If I had to choose a piece of Bathgate's scenery I would pick the contrast between the colours of the swans and the pelicans in The Sydney Exhibition, 1879, “The only fleet a flock of dusky swans, | Which, near some fearless white-plumed pelicans | Swam stately on the quiet water's breast” -- only I want the contrast jammed closer, eg: “For sweetest things turn sourest by their deeds” (Shakespeare, Sonnet 14, the line itself turning on the word “turn”), “fruitful strifes and rivalries of peace” (Tennyson, Idylls of the King), or in Hill's Funeral Music, “fastidious trumpets,” even “grim fatuous clown,” from First Dog On The Moon's cartoon about Joe Hockey, the closeness that is also part of jokes and jump cut edits, things close together seeming exciting by proximity, proximity being the arena in which events take place, change wrought, attacks carried out; the possibilities fly open; the poem should be shocked by the surprising contrast of white and black animals on the water.
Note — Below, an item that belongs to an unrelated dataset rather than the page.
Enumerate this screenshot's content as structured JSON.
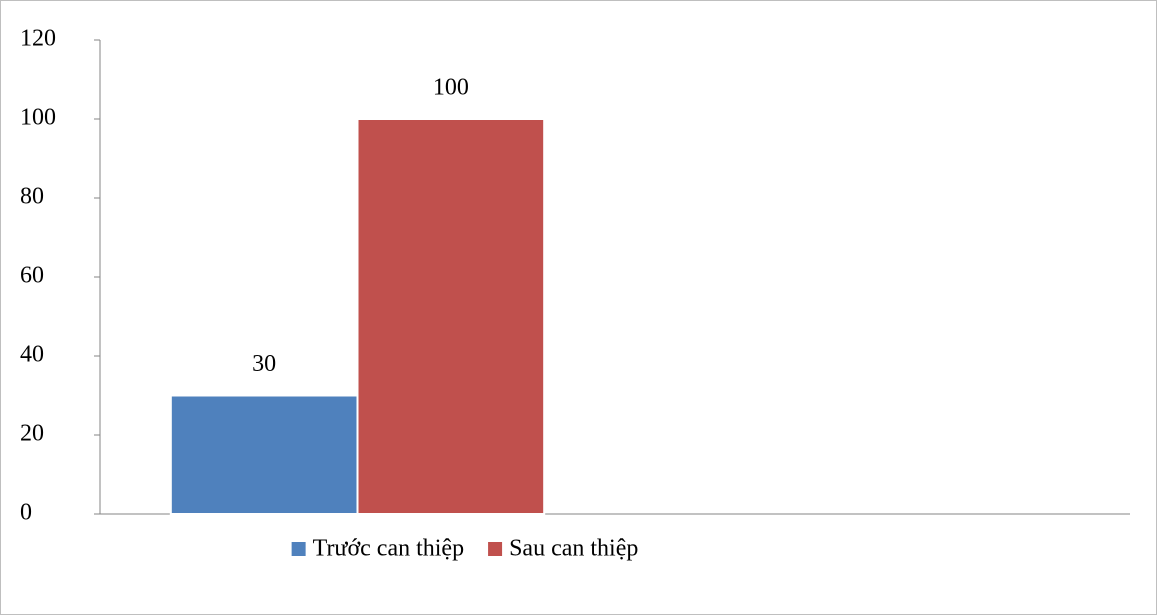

Note that the colours haven't been mined any further by the author, who, in this narrative scene, is envisioning the First Fleet coming to Botany Bay, obvious, you'd think, obvious, the “poor native black” standing there a little way earlier in line six, looking at him, asking to be transposed into the swans, but does Bathgate think that way? Is that what “fearless” next to “white-plumed pelicans” is trying to do? The British have come and they are fearless, etc, to lead on from the earlier description of “the first daring English wand'rer” in line two?
A century complete has scarcely passed
Since the first daring English wand'rer stood
Upon this favoured ground where now we stand.
Bathgate is so gentle I can't tell. Question though: why does he give the pelicans credit for being fearless, on that quiet bay without the swans threatening them or the ships coming too close, or any other thing trying to attack? Does the act of water-riding seem terrifying in and of itself, to the mind of Alexander Bathgate, even if the water is quiet, and therefore is this act always performed either fearfully or fearlessly, in that same mind?
It is brave to be stately when your entire activity threatens you; and you are like an aristocrat getting into a tumbril.
Or else the absence of fear in these pelicans is so incredible to Bathgate that it doesn't need to be justified by any poem, even if he is the author of that poem. It is a royal majesty. Explanation is beyond the point. It should exist. It should have a lovely, pure existence. It should be possible to detect an incredible, impossible purity behind the word "fearless."
When John Donne discusses God in his Sermons he considers the rights of kings.
Donne was not a king any more than Bathgate was a pelican. So I see that the normal existences of alien beings can be a source, either of wonder or of speculation, since Bathgate is wonderstruck without speculating and Donne speculates without seeming wonderstruck.
There is no reason in the poem for the pelicans to be fearless and no reason either, for the wand'rers to be daring. Australia is not only "favoured," it is furthermore a “fairyland of flowers and bright-hued birds” where the “calistemon's flaming brush-like plume, | Meet and delight the adventurer's eye.” “Daring” becomes synonymous with “inexperienced.” When is it brave, entering fairyland? When you don't know that it's fairyland.